Haniyeh has been Hamas chief since 2017 and controls the group’s political activities in Gaza, the Israeli-occupied West Bank and the diaspora largely from outside Gaza, splitting his time between Turkey and Qatar for the past two years.
He directed Hamas in an 11-day conflict with Israel in May that left over 250 in Gaza and 13 in Israel dead. An Egyptian-mediated ceasefire has mostly held since.
“Brother Ismail Haniyeh was re-elected as the head of the movement’s political office for a second time,” one Palestinian official told a news agency following an internal election by party members. His term will last four years.
READ MORE: Israel and Hamas both claim victory as ceasefire holds
Haniyeh, aged 58, was the right-hand man to Hamas founder Sheikh Ahmed Yassin in Gaza, before the wheelchair-bound cleric was assassinated in 2004.
Haniyeh led Hamas’ entry into politics in 2006, when they were surprise victors in Palestinian parliamentary elections, defeating a divided Fatah party led by President Mahmoud Abbas.

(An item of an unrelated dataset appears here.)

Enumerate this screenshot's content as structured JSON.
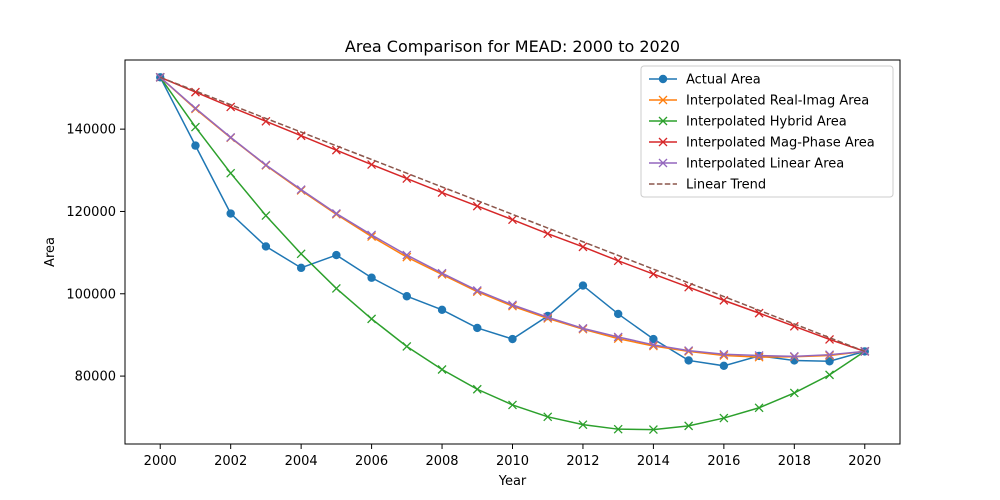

He became prime minister shortly after the January 2006 victory but Hamas was shunned by the international community. Following a brief civil war, Hamas seized Gaza from the Fatah-dominated Palestinian Authority, which has limited self-rule in the Israeli-occupied West Bank, in 2007.
Israel has led a blockade of Gaza since then, citing threats from Hamas, which is considered a terrorist organisation by the United States, Israel and the European Union. Haniyeh’s victory caps internal elections that also saw the group’s Gaza chief, Yehya Al-Sinwar, win a second term in March.